O mercado financeiro precifica um novo corte na taxa básica de juros, Selic, para agosto, com projeção de redução de 0,25 ponto percentual, o que levaria a taxa a 14% ao ano, segundo estimativas do Projeções Broadcast. Apesar da expectativa de queda, um especialista afirmou que a renda fixa permanece bastante atrativa para investidores.
Tales Barros, líder de renda variável da W1 Capital, avaliou que a combinação do Relatório de Política Monetária do Banco Central com dados do IPCA-15, que vieram abaixo do esperado, reabriu a possibilidade de um novo corte na taxa. Contudo, ele observou que a ausência de consenso nas estimativas impede garantir a continuidade do ciclo de reduções.
Barros destacou que, mesmo com um eventual corte, títulos atrelados à inflação com vencimento a partir de 2032 oferecem retorno de inflação mais 8,47% a 8,5% ao ano.
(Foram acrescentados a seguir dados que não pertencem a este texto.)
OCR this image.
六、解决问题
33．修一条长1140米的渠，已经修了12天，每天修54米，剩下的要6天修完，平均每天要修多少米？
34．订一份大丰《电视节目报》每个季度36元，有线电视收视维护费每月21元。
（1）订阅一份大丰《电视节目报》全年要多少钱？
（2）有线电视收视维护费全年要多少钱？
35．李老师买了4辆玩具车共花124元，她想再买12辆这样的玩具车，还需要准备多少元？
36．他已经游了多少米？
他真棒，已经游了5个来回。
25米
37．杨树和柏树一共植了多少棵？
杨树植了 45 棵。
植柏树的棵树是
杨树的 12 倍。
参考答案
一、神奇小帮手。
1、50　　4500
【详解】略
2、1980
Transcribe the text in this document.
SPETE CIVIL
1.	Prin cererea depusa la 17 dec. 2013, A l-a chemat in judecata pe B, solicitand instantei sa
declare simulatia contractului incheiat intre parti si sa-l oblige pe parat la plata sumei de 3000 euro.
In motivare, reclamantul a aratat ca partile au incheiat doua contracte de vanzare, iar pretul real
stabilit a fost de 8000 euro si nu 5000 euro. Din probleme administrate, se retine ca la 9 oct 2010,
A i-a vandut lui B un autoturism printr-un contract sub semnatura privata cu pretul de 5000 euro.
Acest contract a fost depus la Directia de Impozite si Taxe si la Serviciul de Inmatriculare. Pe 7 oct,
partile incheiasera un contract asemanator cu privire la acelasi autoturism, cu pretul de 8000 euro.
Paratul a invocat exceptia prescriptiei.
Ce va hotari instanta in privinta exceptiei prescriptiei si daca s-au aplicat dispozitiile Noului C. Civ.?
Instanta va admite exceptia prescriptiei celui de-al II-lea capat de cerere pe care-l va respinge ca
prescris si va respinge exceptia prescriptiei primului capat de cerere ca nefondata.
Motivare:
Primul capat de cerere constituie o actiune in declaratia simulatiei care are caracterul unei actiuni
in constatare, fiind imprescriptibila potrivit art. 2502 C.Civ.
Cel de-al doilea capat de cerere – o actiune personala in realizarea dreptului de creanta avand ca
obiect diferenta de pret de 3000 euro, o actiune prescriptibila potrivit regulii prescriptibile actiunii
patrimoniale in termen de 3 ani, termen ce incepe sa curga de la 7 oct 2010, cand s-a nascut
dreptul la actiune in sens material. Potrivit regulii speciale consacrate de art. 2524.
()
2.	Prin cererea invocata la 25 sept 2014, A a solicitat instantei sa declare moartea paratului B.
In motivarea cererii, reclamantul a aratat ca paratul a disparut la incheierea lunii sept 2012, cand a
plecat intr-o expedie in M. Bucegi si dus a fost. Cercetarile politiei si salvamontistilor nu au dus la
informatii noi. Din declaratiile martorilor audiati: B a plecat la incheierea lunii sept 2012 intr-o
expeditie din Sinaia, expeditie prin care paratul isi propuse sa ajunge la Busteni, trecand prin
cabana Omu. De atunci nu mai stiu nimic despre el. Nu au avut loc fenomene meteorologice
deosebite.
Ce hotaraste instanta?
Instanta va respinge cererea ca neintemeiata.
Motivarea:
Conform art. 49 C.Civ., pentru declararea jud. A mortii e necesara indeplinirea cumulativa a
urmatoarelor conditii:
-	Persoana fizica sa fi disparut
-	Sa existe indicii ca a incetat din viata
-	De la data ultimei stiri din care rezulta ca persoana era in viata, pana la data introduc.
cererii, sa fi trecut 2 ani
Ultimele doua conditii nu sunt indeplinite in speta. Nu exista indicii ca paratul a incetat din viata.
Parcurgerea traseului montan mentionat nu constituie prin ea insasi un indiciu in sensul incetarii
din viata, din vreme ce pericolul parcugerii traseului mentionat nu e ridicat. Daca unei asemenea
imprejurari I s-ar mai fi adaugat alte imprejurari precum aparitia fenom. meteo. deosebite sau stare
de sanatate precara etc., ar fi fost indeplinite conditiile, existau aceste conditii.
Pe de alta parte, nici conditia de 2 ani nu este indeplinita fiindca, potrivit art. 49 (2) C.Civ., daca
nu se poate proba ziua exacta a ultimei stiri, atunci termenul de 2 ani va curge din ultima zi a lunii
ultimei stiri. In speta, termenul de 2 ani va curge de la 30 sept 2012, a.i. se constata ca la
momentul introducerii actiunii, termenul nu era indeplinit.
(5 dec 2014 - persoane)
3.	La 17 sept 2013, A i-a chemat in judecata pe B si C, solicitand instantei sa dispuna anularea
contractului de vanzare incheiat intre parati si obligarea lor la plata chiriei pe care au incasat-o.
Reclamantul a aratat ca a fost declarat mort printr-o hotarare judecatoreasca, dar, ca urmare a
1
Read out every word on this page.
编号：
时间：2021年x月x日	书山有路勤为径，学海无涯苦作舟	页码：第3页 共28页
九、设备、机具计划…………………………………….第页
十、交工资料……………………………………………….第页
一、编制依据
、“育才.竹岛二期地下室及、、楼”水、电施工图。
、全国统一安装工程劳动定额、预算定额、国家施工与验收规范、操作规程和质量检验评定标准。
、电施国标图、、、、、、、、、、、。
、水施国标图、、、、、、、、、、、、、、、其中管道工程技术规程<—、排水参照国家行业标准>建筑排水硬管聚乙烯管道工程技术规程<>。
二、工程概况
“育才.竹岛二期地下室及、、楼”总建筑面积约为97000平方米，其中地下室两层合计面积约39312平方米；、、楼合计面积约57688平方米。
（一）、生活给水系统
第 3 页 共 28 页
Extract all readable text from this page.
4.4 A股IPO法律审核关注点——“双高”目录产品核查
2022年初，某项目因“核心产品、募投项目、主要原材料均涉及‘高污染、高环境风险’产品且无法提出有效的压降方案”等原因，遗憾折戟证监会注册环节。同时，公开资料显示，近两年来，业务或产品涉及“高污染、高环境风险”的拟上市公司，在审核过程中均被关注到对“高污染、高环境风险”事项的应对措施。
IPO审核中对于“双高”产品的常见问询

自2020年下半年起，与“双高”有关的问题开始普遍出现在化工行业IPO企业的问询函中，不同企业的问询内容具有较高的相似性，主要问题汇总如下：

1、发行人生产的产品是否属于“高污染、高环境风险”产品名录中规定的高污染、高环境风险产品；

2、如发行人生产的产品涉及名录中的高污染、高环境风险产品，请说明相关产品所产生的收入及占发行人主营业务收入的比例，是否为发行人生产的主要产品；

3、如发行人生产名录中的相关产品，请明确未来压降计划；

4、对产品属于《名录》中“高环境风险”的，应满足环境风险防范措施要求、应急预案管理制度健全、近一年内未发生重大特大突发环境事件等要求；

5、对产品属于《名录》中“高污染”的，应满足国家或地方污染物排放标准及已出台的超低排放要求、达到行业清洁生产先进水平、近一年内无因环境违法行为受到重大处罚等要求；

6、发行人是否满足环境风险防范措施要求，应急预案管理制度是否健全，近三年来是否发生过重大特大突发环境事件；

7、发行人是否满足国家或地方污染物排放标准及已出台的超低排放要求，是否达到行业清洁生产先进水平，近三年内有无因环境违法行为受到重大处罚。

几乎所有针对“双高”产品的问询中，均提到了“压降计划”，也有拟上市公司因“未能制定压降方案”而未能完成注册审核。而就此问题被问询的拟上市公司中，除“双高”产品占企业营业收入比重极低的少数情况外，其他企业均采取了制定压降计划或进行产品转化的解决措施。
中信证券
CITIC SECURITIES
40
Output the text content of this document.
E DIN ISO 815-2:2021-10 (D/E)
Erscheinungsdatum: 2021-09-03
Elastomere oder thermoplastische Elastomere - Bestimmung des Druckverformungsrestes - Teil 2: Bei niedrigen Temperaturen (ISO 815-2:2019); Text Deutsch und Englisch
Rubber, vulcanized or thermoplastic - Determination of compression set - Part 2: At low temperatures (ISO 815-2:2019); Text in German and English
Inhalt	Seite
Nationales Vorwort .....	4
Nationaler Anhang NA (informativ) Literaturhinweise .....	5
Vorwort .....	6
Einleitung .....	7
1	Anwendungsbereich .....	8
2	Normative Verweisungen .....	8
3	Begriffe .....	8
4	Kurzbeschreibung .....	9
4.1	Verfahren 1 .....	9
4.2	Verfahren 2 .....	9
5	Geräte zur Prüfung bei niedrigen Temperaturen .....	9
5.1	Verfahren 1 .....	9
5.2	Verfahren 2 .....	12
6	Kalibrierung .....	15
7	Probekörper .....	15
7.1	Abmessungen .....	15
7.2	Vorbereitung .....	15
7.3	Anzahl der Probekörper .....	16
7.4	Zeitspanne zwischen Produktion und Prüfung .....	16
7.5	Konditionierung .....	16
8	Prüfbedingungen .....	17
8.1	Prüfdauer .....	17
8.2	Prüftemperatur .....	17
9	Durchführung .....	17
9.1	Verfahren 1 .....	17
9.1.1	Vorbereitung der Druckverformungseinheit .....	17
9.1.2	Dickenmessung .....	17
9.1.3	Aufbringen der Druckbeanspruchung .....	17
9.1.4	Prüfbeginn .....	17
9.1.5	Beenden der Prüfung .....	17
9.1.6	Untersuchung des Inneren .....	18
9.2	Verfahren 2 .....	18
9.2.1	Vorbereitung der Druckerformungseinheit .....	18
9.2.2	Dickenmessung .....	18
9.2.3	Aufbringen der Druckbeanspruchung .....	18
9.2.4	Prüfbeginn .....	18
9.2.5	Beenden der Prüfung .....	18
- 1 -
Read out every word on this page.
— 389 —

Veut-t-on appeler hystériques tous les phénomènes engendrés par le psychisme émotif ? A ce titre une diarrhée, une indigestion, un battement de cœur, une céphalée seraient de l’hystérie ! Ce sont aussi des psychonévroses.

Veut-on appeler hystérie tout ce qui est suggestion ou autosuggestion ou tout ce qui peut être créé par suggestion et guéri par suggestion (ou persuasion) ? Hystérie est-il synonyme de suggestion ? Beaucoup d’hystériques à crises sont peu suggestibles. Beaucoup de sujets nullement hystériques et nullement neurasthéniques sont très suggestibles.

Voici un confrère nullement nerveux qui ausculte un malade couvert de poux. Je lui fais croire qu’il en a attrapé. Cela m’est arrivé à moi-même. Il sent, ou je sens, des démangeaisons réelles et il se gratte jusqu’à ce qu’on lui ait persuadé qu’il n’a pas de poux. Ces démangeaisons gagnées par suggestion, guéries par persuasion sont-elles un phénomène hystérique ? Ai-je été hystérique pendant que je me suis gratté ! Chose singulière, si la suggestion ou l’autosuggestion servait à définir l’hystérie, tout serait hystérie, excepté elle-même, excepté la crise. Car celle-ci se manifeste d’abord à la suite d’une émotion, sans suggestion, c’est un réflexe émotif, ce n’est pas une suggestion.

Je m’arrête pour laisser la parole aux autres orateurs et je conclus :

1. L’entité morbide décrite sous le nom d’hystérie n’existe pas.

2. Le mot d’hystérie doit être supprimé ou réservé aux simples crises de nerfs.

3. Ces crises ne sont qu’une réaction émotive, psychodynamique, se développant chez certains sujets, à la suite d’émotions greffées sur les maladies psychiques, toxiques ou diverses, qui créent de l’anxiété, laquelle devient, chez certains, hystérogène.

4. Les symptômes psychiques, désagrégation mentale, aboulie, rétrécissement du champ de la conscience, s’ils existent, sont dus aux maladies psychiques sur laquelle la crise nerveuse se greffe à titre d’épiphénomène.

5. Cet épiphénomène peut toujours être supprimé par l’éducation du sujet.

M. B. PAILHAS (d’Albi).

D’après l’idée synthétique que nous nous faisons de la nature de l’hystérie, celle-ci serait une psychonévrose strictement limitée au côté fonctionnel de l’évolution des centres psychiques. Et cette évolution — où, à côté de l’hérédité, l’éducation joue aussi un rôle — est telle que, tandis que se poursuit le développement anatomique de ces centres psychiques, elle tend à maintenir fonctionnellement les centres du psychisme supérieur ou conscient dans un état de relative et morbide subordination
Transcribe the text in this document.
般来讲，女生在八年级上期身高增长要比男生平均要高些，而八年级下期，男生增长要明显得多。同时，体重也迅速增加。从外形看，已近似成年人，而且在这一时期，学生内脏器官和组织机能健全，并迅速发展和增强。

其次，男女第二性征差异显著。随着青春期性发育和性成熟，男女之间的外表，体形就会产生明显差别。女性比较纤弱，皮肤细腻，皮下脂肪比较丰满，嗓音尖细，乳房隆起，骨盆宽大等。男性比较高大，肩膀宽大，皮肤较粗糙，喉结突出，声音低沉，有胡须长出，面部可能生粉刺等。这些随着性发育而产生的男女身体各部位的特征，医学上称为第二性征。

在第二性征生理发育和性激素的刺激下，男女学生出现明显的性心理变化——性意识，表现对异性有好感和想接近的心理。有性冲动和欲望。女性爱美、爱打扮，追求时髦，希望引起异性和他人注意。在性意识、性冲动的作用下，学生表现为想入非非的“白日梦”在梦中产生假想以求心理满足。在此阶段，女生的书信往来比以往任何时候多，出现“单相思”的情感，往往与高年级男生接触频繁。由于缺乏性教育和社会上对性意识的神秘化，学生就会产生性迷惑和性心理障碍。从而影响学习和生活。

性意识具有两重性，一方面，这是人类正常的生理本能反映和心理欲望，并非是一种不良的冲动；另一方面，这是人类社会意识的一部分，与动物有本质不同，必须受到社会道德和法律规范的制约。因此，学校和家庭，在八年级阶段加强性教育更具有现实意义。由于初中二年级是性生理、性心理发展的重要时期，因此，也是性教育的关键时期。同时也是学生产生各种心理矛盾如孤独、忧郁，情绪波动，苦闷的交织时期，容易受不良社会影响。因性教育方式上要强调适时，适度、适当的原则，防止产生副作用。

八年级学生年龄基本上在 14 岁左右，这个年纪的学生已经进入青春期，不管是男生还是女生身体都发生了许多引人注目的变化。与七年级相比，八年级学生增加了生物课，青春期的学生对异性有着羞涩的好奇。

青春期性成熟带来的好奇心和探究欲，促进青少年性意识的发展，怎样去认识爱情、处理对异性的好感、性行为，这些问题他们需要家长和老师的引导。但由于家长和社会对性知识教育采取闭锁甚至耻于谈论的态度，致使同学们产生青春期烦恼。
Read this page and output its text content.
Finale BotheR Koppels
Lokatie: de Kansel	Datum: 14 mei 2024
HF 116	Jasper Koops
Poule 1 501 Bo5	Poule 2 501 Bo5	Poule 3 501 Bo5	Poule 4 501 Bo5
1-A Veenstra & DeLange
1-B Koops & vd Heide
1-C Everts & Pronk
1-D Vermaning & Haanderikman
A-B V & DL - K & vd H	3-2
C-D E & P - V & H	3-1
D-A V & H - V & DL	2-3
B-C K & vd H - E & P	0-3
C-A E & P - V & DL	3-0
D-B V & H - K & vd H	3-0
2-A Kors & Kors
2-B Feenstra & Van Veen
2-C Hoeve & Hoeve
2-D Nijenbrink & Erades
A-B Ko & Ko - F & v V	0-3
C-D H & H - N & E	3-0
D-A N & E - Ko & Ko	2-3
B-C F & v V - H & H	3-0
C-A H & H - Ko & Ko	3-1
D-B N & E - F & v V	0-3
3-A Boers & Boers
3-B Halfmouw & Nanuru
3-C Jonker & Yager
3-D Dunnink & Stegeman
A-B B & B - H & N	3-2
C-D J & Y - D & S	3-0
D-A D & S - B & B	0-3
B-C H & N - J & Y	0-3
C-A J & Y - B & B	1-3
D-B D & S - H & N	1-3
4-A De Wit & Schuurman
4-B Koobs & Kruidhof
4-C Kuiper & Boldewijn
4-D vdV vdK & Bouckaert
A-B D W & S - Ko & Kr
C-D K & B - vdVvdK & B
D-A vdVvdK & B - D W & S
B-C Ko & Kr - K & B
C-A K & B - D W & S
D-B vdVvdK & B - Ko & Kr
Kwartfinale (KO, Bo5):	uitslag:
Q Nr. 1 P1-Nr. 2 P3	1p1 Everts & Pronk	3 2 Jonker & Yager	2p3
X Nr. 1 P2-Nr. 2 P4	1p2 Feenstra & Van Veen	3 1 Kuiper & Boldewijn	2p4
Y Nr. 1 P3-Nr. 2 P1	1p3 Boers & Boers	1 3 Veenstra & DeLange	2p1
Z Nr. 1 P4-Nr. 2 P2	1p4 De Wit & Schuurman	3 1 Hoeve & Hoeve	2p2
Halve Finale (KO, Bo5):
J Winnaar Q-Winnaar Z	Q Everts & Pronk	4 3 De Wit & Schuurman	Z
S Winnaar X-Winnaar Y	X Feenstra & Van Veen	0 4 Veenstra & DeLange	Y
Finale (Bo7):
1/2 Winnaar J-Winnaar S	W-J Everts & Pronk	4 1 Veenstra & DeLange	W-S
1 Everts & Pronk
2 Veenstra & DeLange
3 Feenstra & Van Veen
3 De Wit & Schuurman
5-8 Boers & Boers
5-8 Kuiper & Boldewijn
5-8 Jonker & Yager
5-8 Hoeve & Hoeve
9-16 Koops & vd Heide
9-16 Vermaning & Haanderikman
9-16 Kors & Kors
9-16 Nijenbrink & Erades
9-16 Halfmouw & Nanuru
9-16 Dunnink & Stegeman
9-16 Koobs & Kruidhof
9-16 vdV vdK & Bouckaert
Ele comentou que a Bolsa de Valores segue incerta e compete com a renda fixa, que mantém seu apelo. A queda da Selic reduz a taxa de desconto das empresas, gerando expectativas de melhora nos lucros.
Para quem investe em renda variável, o especialista indicou setores com maior previsibilidade, como energia — incluindo geração, transmissão e distribuição. Setores sensíveis a juros menores, como varejo e construção civil, também tendem a liderar altas. Barros acrescentou que o Banco Central adota cautela, aguardando definições mais claras, pois as decisões dependerão dos dados divulgados nos próximos 40 dias.